Model is based on https://www.tensorflow.org/tutorials/generative/dcgan. List of major changes made after experiments to improve results:
-add noise to discriminator
-normalize input to value from 0 to 1
-changed activation function from tanh to sigmoid
Mozilla commonvoice - huamn speech with noise: https://commonvoice.mozilla.org/en
Recording of drums: https://www.hexawe.net/mess/200.Drum.Machines/
Speak Like a Dog dataset: https://drive.google.com/drive/folders/1TmG1yjc0_RLUX7U0ZJGLPVWkAwiSkSWY
(WIP) Part of female recording from vctk corpus: https://datashare.ed.ac.uk/handle/10283/3443
Steps taken to prepare tensor containing spectrograms from audio clips:
- Trim silnce with threshold equal to 15dB
- Split audio clips into 2s chunks
- Create spectrogram/mel-spectrogram using python.librosa (set parameters to get desired size of spectrogram)

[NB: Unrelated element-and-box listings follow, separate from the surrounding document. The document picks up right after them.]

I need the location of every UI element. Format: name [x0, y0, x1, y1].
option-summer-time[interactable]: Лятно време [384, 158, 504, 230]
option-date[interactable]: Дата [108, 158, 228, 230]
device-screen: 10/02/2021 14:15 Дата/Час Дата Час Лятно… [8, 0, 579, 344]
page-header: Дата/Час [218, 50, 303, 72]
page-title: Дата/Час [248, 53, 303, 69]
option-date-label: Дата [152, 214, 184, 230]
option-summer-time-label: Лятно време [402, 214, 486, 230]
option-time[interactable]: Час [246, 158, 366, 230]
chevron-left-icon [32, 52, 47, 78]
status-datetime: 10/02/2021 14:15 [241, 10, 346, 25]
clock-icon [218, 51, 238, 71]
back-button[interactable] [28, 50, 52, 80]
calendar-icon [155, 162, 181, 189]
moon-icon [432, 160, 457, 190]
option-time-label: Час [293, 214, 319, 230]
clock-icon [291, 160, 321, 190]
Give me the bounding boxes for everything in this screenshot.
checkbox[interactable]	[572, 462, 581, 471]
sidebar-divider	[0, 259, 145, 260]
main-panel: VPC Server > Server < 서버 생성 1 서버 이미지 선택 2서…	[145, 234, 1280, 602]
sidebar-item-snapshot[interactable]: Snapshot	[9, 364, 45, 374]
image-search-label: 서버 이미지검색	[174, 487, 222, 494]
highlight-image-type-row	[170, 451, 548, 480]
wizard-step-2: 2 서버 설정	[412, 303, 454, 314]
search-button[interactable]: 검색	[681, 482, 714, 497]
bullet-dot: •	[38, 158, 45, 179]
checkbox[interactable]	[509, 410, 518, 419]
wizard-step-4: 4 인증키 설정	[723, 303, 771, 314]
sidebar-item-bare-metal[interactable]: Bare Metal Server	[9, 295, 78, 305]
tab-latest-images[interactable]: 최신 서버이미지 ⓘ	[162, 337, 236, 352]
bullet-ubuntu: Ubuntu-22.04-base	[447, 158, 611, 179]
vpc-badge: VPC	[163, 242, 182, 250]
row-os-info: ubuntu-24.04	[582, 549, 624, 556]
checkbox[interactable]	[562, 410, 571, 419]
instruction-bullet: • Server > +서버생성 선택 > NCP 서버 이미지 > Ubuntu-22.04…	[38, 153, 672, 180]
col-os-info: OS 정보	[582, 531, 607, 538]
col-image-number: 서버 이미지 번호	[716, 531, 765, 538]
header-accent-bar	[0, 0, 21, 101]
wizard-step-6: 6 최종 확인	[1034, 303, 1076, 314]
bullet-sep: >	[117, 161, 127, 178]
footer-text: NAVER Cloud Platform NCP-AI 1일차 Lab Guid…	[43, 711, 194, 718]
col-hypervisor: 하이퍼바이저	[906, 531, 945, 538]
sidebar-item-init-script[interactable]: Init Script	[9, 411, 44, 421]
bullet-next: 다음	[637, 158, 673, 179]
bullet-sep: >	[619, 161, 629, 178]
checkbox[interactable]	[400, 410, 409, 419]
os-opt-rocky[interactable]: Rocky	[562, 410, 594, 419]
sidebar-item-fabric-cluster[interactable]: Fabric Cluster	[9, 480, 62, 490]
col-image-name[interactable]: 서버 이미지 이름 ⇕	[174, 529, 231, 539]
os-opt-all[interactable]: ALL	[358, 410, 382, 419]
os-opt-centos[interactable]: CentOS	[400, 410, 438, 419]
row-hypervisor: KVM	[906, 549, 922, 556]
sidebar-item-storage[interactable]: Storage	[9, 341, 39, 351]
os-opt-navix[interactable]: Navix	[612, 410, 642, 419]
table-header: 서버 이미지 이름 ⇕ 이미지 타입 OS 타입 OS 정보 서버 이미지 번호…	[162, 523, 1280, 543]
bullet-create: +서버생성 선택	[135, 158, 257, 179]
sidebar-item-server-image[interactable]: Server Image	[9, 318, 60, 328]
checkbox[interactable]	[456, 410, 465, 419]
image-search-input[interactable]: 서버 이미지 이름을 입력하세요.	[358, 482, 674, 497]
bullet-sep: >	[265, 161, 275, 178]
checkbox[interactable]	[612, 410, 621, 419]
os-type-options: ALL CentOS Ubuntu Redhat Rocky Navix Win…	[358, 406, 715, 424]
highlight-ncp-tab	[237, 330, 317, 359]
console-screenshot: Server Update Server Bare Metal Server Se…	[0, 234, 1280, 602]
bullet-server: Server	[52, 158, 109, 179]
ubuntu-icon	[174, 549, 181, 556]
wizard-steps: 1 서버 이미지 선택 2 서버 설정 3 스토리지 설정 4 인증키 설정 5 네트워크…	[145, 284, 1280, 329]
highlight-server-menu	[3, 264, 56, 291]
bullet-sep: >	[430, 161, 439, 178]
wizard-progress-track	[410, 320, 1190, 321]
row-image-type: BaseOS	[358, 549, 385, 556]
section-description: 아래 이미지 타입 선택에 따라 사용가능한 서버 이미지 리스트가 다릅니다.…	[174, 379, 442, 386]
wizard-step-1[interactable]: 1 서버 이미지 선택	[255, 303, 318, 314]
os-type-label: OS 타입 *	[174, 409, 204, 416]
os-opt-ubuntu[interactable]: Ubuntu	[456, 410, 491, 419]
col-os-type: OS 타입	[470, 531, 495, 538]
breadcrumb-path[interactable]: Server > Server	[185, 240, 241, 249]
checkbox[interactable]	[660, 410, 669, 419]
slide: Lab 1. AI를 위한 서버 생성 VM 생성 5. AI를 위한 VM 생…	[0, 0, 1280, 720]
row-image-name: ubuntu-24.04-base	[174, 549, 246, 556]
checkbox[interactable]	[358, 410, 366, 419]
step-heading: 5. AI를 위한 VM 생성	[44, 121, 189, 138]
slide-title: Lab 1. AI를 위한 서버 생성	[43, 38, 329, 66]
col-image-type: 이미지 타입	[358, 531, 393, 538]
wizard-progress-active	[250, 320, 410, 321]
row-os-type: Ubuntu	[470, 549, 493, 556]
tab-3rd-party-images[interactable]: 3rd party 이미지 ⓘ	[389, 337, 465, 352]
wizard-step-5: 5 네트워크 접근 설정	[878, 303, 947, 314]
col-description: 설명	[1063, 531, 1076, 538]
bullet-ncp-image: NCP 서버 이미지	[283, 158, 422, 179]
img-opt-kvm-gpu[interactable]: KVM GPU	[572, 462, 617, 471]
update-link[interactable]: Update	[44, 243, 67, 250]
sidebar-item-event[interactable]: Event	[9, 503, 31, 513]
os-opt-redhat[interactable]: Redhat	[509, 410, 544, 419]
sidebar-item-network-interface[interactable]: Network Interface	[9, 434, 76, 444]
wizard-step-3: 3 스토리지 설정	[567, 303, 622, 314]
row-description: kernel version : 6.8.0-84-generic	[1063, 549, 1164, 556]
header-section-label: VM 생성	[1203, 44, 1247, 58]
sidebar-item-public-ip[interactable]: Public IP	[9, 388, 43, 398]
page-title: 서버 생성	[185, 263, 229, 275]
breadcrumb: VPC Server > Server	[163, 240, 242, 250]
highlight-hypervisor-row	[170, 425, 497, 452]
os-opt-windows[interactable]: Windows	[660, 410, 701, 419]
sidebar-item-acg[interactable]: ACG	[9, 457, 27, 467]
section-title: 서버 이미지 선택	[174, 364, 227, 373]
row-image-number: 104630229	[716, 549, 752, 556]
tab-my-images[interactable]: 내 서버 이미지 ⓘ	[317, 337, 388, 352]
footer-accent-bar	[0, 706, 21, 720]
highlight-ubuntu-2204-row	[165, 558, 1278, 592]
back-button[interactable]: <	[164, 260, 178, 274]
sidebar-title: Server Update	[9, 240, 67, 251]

- Save all spectrograms to tf.tensor
- Normalize values to 0-1 (done in model code)
To track loss function tensorboard was added. Althought loss fucntion is less useful in GANs than in other architectures, it helps to identify convergence failure(not finding an equilibrium between the discriminator and the generator - one of them dominates the other)
To analyze quality of generated audio, function converting mel/spectrograms to audio was implemented using librosa.